Comment 6 Ben 2016-10-06 14:39:59 UTC
I agree with Christopher here. Possibly this is a two-part fix, one to adjust the LDAPRealm to treat connection failures differently than authentication failures, and one to allow the LockoutRealm to know the difference.
Comment 7 Remy Maucherat 2016-10-06 14:47:40 UTC
This is not useful, we can understand all you care about is having your issue fixed, regardless of the collateral damage. Exception propagation is clearly not the right way to do it, since the request should go on without an authenticated user and then generate a response according to the security constraints (if any).

Something that could be possible: return a singleton token principal in case of some failure that is not an auth failure. The downside is that it's a hack that is risky, and I'm not convinced it is worth trying.
Comment 8 Ben 2016-10-06 15:21:33 UTC
I'm not asking for a hack fix and I'm not asking for a fix that might break something down the line. I'm asking for an improvement that will make the application work better implemented in whatever way the development community decides is best for the project.
Comment 9 Remy Maucherat 2016-10-06 16:34:01 UTC
It's not magical and at this point the thinking is that we have to change something and it would be problematic.

Something that could work better is having a "Realm.isUp" method or something like this. That's not quite the way this realm is designed to work with its connection at the moment.
Comment 10 Christopher Schultz 2016-10-08 19:33:47 UTC
Remy, I just want to take the opportunity to point out that, in *this* bug you claim that throwing an IOException (essentially what is happening, here) would be some kind of major moral violation yet in bug #59876 you argue that "hey, sometimes IOExceptions happen and you just have to deal with them".

It sounds like your position is that code should never change after its been written.

-1 to your attitude :(

I'm reopening this bug for further discussion.
Comment 11 Remy Maucherat 2016-10-10 06:38:49 UTC
I am not the one who closed this report in the first place, hence my -1 is seconded. You don't need to reopen a bug to have further discussion as well.

Your argument on exceptions doesn't make sense. In realms, the authentication must look as if it fails to see what the request will do, regardless on what happens in the realm. Elsewhere, exception are propagated.
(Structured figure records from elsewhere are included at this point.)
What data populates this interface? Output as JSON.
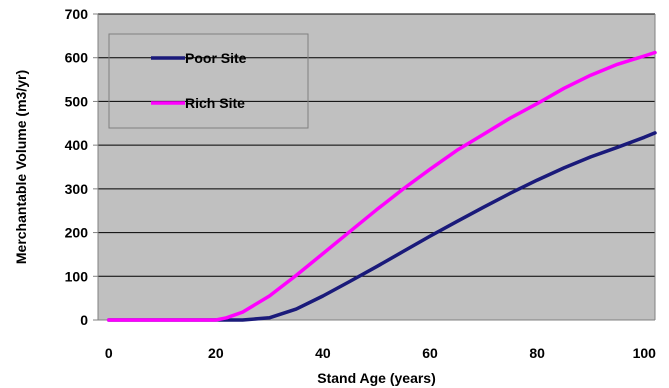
{
  "chart_data": {
    "type": "line",
    "title": "",
    "xlabel": "Stand Age (years)",
    "ylabel": "Merchantable Volume (m3/yr)",
    "xlim": [
      -2,
      102
    ],
    "ylim": [
      0,
      700
    ],
    "xticks": [
      0,
      20,
      40,
      60,
      80,
      100
    ],
    "yticks": [
      0,
      100,
      200,
      300,
      400,
      500,
      600,
      700
    ],
    "grid": "horizontal",
    "plot_background": "#c0c0c0",
    "legend_position": "top-left",
    "series": [
      {
        "name": "Poor Site",
        "color": "#1a1a7a",
        "x": [
          0,
          5,
          10,
          15,
          20,
          25,
          30,
          35,
          40,
          45,
          50,
          55,
          60,
          65,
          70,
          75,
          80,
          85,
          90,
          95,
          100,
          102
        ],
        "y": [
          0,
          0,
          0,
          0,
          0,
          0,
          5,
          25,
          55,
          88,
          122,
          157,
          192,
          225,
          258,
          290,
          320,
          348,
          373,
          395,
          418,
          428
        ]
      },
      {
        "name": "Rich Site",
        "color": "#ff00ff",
        "x": [
          0,
          5,
          10,
          15,
          20,
          22,
          25,
          30,
          35,
          40,
          45,
          50,
          55,
          60,
          65,
          70,
          75,
          80,
          85,
          90,
          95,
          100,
          102
        ],
        "y": [
          0,
          0,
          0,
          0,
          0,
          5,
          18,
          55,
          102,
          152,
          202,
          252,
          300,
          345,
          388,
          425,
          462,
          495,
          530,
          560,
          585,
          604,
          612
        ]
      }
    ]
  }
}
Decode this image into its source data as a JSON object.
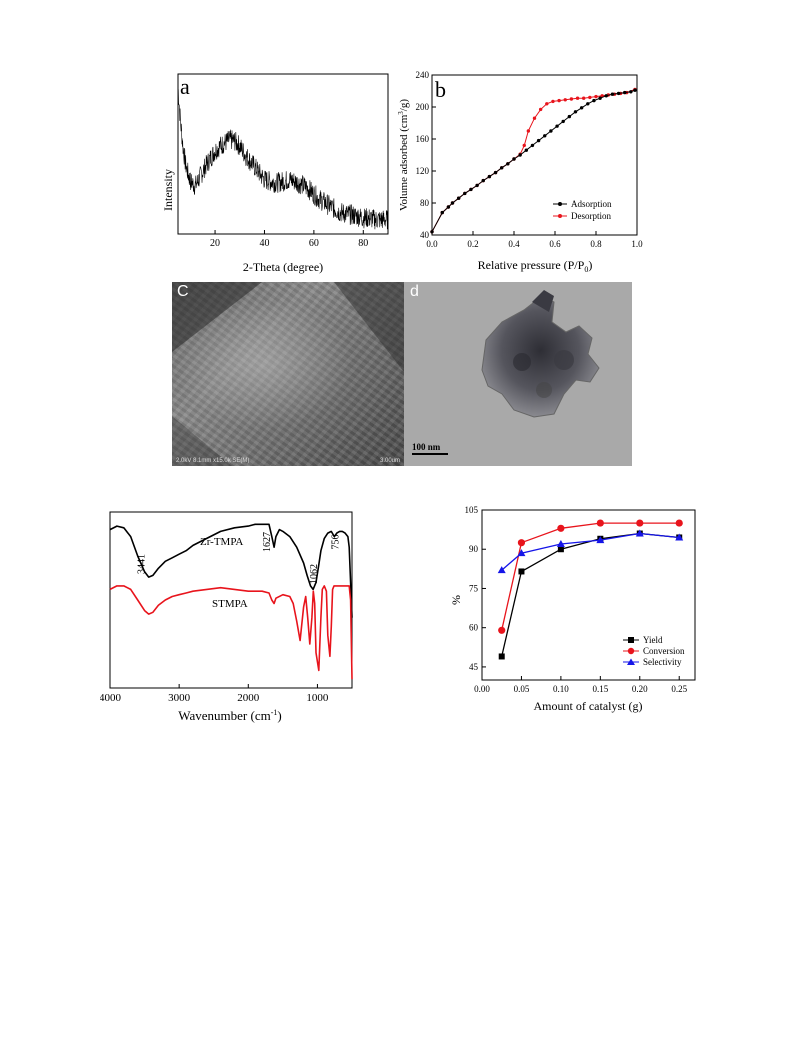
{
  "chart_data": [
    {
      "id": "a",
      "type": "line",
      "panel_label": "a",
      "xlabel": "2-Theta (degree)",
      "ylabel": "Intensity",
      "xlim": [
        5,
        90
      ],
      "xticks": [
        "20",
        "40",
        "60",
        "80"
      ],
      "series": [
        {
          "x": [
            5,
            6,
            7,
            8,
            9,
            10,
            12,
            14,
            16,
            18,
            20,
            22,
            24,
            26,
            28,
            30,
            32,
            35,
            38,
            40,
            42,
            45,
            48,
            50,
            52,
            55,
            58,
            60,
            62,
            65,
            68,
            70,
            72,
            75,
            78,
            80,
            82,
            85,
            88,
            90
          ],
          "y": [
            0.92,
            0.7,
            0.55,
            0.44,
            0.38,
            0.33,
            0.3,
            0.36,
            0.42,
            0.47,
            0.52,
            0.55,
            0.57,
            0.59,
            0.58,
            0.55,
            0.5,
            0.44,
            0.38,
            0.34,
            0.33,
            0.32,
            0.33,
            0.34,
            0.33,
            0.31,
            0.28,
            0.25,
            0.22,
            0.19,
            0.16,
            0.14,
            0.13,
            0.12,
            0.11,
            0.1,
            0.1,
            0.09,
            0.09,
            0.09
          ]
        }
      ]
    },
    {
      "id": "b",
      "type": "line",
      "panel_label": "b",
      "xlabel": "Relative pressure (P/P0)",
      "ylabel": "Volume adsorbed (cm3/g)",
      "xlim": [
        0,
        1.0
      ],
      "ylim": [
        40,
        240
      ],
      "xticks": [
        "0.0",
        "0.2",
        "0.4",
        "0.6",
        "0.8",
        "1.0"
      ],
      "yticks": [
        "40",
        "80",
        "120",
        "160",
        "200",
        "240"
      ],
      "legend_position": "bottom-right",
      "series": [
        {
          "name": "Adsorption",
          "color": "#000000",
          "x": [
            0.0,
            0.05,
            0.08,
            0.1,
            0.13,
            0.16,
            0.19,
            0.22,
            0.25,
            0.28,
            0.31,
            0.34,
            0.37,
            0.4,
            0.43,
            0.46,
            0.49,
            0.52,
            0.55,
            0.58,
            0.61,
            0.64,
            0.67,
            0.7,
            0.73,
            0.76,
            0.79,
            0.82,
            0.85,
            0.88,
            0.91,
            0.94,
            0.97,
            0.99
          ],
          "y": [
            44,
            68,
            75,
            80,
            86,
            92,
            97,
            102,
            108,
            113,
            118,
            124,
            129,
            135,
            140,
            146,
            152,
            158,
            164,
            170,
            176,
            182,
            188,
            194,
            199,
            204,
            208,
            211,
            214,
            216,
            217,
            218,
            219,
            221
          ]
        },
        {
          "name": "Desorption",
          "color": "#e8141c",
          "x": [
            0.0,
            0.05,
            0.08,
            0.1,
            0.13,
            0.16,
            0.19,
            0.22,
            0.25,
            0.28,
            0.31,
            0.34,
            0.37,
            0.4,
            0.43,
            0.45,
            0.47,
            0.5,
            0.53,
            0.56,
            0.59,
            0.62,
            0.65,
            0.68,
            0.71,
            0.74,
            0.77,
            0.8,
            0.83,
            0.86,
            0.89,
            0.92,
            0.95,
            0.99
          ],
          "y": [
            44,
            68,
            75,
            80,
            86,
            92,
            97,
            102,
            108,
            113,
            118,
            124,
            129,
            135,
            141,
            152,
            170,
            186,
            197,
            204,
            207,
            208,
            209,
            210,
            211,
            211,
            212,
            213,
            214,
            215,
            216,
            217,
            218,
            222
          ]
        }
      ]
    },
    {
      "id": "ftir",
      "type": "line",
      "xlabel": "Wavenumber (cm-1)",
      "xlim": [
        4000,
        500
      ],
      "xticks": [
        "4000",
        "3000",
        "2000",
        "1000"
      ],
      "annotations": [
        "3441",
        "1627",
        "1062",
        "756"
      ],
      "series": [
        {
          "name": "Zr-TMPA",
          "color": "#000000",
          "x": [
            4000,
            3900,
            3800,
            3700,
            3600,
            3500,
            3441,
            3380,
            3300,
            3200,
            3100,
            3000,
            2900,
            2800,
            2600,
            2400,
            2200,
            2000,
            1900,
            1800,
            1700,
            1660,
            1627,
            1600,
            1550,
            1500,
            1400,
            1300,
            1200,
            1150,
            1100,
            1062,
            1020,
            980,
            950,
            900,
            850,
            800,
            756,
            720,
            680,
            640,
            600,
            560,
            540,
            520,
            500
          ],
          "y": [
            0.9,
            0.92,
            0.91,
            0.86,
            0.75,
            0.66,
            0.63,
            0.64,
            0.68,
            0.72,
            0.74,
            0.76,
            0.78,
            0.81,
            0.85,
            0.89,
            0.91,
            0.92,
            0.93,
            0.93,
            0.93,
            0.86,
            0.8,
            0.86,
            0.9,
            0.89,
            0.86,
            0.8,
            0.71,
            0.64,
            0.58,
            0.56,
            0.6,
            0.7,
            0.78,
            0.85,
            0.88,
            0.89,
            0.86,
            0.88,
            0.89,
            0.89,
            0.88,
            0.86,
            0.8,
            0.6,
            0.4
          ]
        },
        {
          "name": "STMPA",
          "color": "#e8141c",
          "x": [
            4000,
            3900,
            3800,
            3700,
            3600,
            3500,
            3441,
            3380,
            3300,
            3200,
            3100,
            3000,
            2900,
            2800,
            2600,
            2400,
            2200,
            2000,
            1900,
            1800,
            1700,
            1660,
            1627,
            1600,
            1500,
            1400,
            1350,
            1300,
            1250,
            1200,
            1170,
            1140,
            1110,
            1080,
            1060,
            1040,
            1020,
            980,
            950,
            930,
            900,
            870,
            850,
            820,
            800,
            780,
            760,
            740,
            720,
            700,
            680,
            650,
            620,
            600,
            580,
            560,
            540,
            520,
            500
          ],
          "y": [
            0.56,
            0.58,
            0.58,
            0.56,
            0.5,
            0.44,
            0.42,
            0.43,
            0.47,
            0.5,
            0.52,
            0.53,
            0.54,
            0.55,
            0.56,
            0.57,
            0.56,
            0.55,
            0.55,
            0.55,
            0.54,
            0.5,
            0.48,
            0.51,
            0.53,
            0.52,
            0.48,
            0.38,
            0.27,
            0.46,
            0.52,
            0.4,
            0.25,
            0.4,
            0.55,
            0.48,
            0.2,
            0.1,
            0.4,
            0.56,
            0.58,
            0.55,
            0.3,
            0.18,
            0.35,
            0.56,
            0.58,
            0.58,
            0.58,
            0.58,
            0.58,
            0.58,
            0.58,
            0.58,
            0.58,
            0.58,
            0.58,
            0.5,
            0.05
          ]
        }
      ],
      "labels": [
        {
          "text": "Zr-TMPA"
        },
        {
          "text": "STMPA"
        }
      ]
    },
    {
      "id": "catalyst",
      "type": "line",
      "xlabel": "Amount of catalyst (g)",
      "ylabel": "%",
      "xlim": [
        0.0,
        0.27
      ],
      "ylim": [
        40,
        105
      ],
      "xticks": [
        "0.00",
        "0.05",
        "0.10",
        "0.15",
        "0.20",
        "0.25"
      ],
      "yticks": [
        "45",
        "60",
        "75",
        "90",
        "105"
      ],
      "legend_position": "bottom-right",
      "series": [
        {
          "name": "Yield",
          "color": "#000000",
          "marker": "square",
          "x": [
            0.025,
            0.05,
            0.1,
            0.15,
            0.2,
            0.25
          ],
          "y": [
            49,
            81.5,
            90,
            94,
            96,
            94.5
          ]
        },
        {
          "name": "Conversion",
          "color": "#e8141c",
          "marker": "circle",
          "x": [
            0.025,
            0.05,
            0.1,
            0.15,
            0.2,
            0.25
          ],
          "y": [
            59,
            92.5,
            98,
            100,
            100,
            100
          ]
        },
        {
          "name": "Selectivity",
          "color": "#1515e8",
          "marker": "triangle",
          "x": [
            0.025,
            0.05,
            0.1,
            0.15,
            0.2,
            0.25
          ],
          "y": [
            82,
            88.5,
            92,
            93.5,
            96,
            94.5
          ]
        }
      ]
    }
  ],
  "micrographs": {
    "c": {
      "panel_label": "C",
      "footer": "2.0kV 8.1mm x15.0k SE(M)",
      "scale": "3.00um"
    },
    "d": {
      "panel_label": "d",
      "scale": "100 nm"
    }
  }
}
Async, as in the other report, is something else, the user component receives the exception and can do anything with it (so it is an opportunity for processing, logging, etc).
Comment 12 Remy Maucherat 2016-10-10 13:00:37 UTC
Created attachment 34352 [details]
isUp idea from comment 9

Using LifecycleState.FAILED is also a possibility but it could have side effects so I didn't try it.
Comment 13 Remy Maucherat 2016-10-21 08:53:00 UTC
Created attachment 34396 [details]

I still had the changes locally, so I added the checks to the other similar realms. It's not accurate for a transient connection failure, but it should be good enough since the only consumer of this is the lockout realm.
Comment 14 Ben 2016-10-22 01:31:56 UTC
That looks like a pretty elegant solution. How would it interact with third-party realms?
Comment 15 Remy Maucherat 2016-10-24 13:56:56 UTC
(In reply to Ben from comment #14)
> That looks like a pretty elegant solution. How would it interact with
> third-party realms?

A third party realm would have to implement the new API method.
Comment 16 Ben 2016-10-25 20:52:19 UTC
(In reply to Remy Maucherat from comment #15)
> (In reply to Ben from comment #14)
> > That looks like a pretty elegant solution. How would it interact with
> > third-party realms?
> A third party realm would have to implement the new API method.

Last question (bear with me since I'm not a developer):
Am I correct that the default isAvailable() you added in Realm.java would return true if a 3rd-party realm did not have its own isAvailable() method?

If so, this looks like minimal fallout and a good solution to my problem. I'll defer to the community on whether to accept the change but it has my vote.
Comment 17 Remy Maucherat 2016-11-09 09:59:49 UTC
I included the change for 8.5.9 and 9.0.0.M14. I don't plan to backport to earlier versions since it's an API change.